Nat Commun. 2022 Apr 7;13(1):1885. doi: 10.1038/s41467-022-29491-2.
Plasticity circuits in the brain are known to be influenced by the distribution of the synaptic weights through the mechanisms of synaptic integration and local regulation of synaptic strength. However, the complex interplay of stimulation-dependent plasticity with local learning signals is disregarded by most of the artificial neural network training algorithms devised so far. Here, we propose a novel biologically inspired optimizer for artificial and spiking neural networks that incorporates key principles of synaptic plasticity observed in cortical dendrites: GRAPES (Group Responsibility for Adjusting the Propagation of Error Signals). GRAPES implements a weight-distribution-dependent modulation of the error signal at each node of the network. We show that this biologically inspired mechanism leads to a substantial improvement of the performance of artificial and spiking networks with feedforward, convolutional, and recurrent architectures, it mitigates catastrophic forgetting, and it is optimally suited for dedicated hardware implementations. Overall, our work indicates that reconciling neurophysiology insights with machine intelligence is key to boosting the performance of neural networks.
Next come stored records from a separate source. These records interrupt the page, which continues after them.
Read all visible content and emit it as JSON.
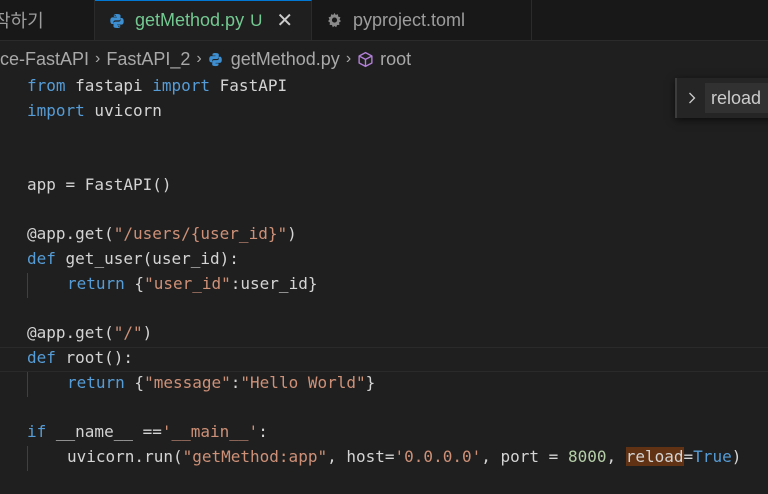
{
  "tabs": [
    {
      "label": "작하기"
    },
    {
      "label": "getMethod.py",
      "status": "U",
      "close": "✕"
    },
    {
      "label": "pyproject.toml"
    }
  ],
  "breadcrumb": {
    "items": [
      "ice-FastAPI",
      "FastAPI_2",
      "getMethod.py",
      "root"
    ],
    "separator": "›"
  },
  "find": {
    "value": "reload"
  },
  "code": {
    "l1": {
      "a": "from",
      "b": " fastapi ",
      "c": "import",
      "d": " FastAPI"
    },
    "l2": {
      "a": "import",
      "b": " uvicorn"
    },
    "l5": {
      "a": "app = FastAPI()"
    },
    "l7": {
      "a": "@app.get(",
      "b": "\"/users/{user_id}\"",
      "c": ")"
    },
    "l8": {
      "a": "def",
      "b": " get_user(user_id):"
    },
    "l9": {
      "a": "return",
      "b": " {",
      "c": "\"user_id\"",
      "d": ":user_id}"
    },
    "l11": {
      "a": "@app.get(",
      "b": "\"/\"",
      "c": ")"
    },
    "l12": {
      "a": "def",
      "b": " root():"
    },
    "l13": {
      "a": "return",
      "b": " {",
      "c": "\"message\"",
      "d": ":",
      "e": "\"Hello World\"",
      "f": "}"
    },
    "l15": {
      "a": "if",
      "b": " __name__ ==",
      "c": "'__main__'",
      "d": ":"
    },
    "l16": {
      "a": "uvicorn.run(",
      "b": "\"getMethod:app\"",
      "c": ", host=",
      "d": "'0.0.0.0'",
      "e": ", port = ",
      "f": "8000",
      "g": ", ",
      "h": "reload",
      "i": "=",
      "j": "True",
      "k": ")"
    }
  },
  "colors": {
    "python_blue": "#3572a5",
    "python_yellow": "#ffd43b",
    "accent": "#0078d4",
    "untracked": "#73c991",
    "match_highlight": "#613214"
  },
  "icons": [
    "python-icon",
    "close-icon",
    "gear-icon",
    "cube-icon",
    "chevron-right-icon"
  ]
}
大脑中的可塑性电路已知受到突触权重分布的影响,通过突触整合和局部调节突触强度的机制。然而,迄今为止设计的大多数人工神经网络训练算法都忽略了刺激依赖性可塑性与局部学习信号的复杂相互作用。在这里,我们提出了一种新的受生物启发的人工和尖峰神经网络优化器,该优化器结合了皮质树突中观察到的突触可塑性的关键原则:GRAPES(用于调整误差信号传播的组责任)。GRAPES 在网络的每个节点实现了对误差信号的与权重分布相关的调制。我们表明,这种受生物启发的机制导致前馈、卷积和递归架构的人工和尖峰网络的性能得到了显著提高,它减轻了灾难性遗忘,并且非常适合专用硬件实现。总的来说,我们的工作表明,将神经生理学的见解与机器智能相结合是提高神经网络性能的关键。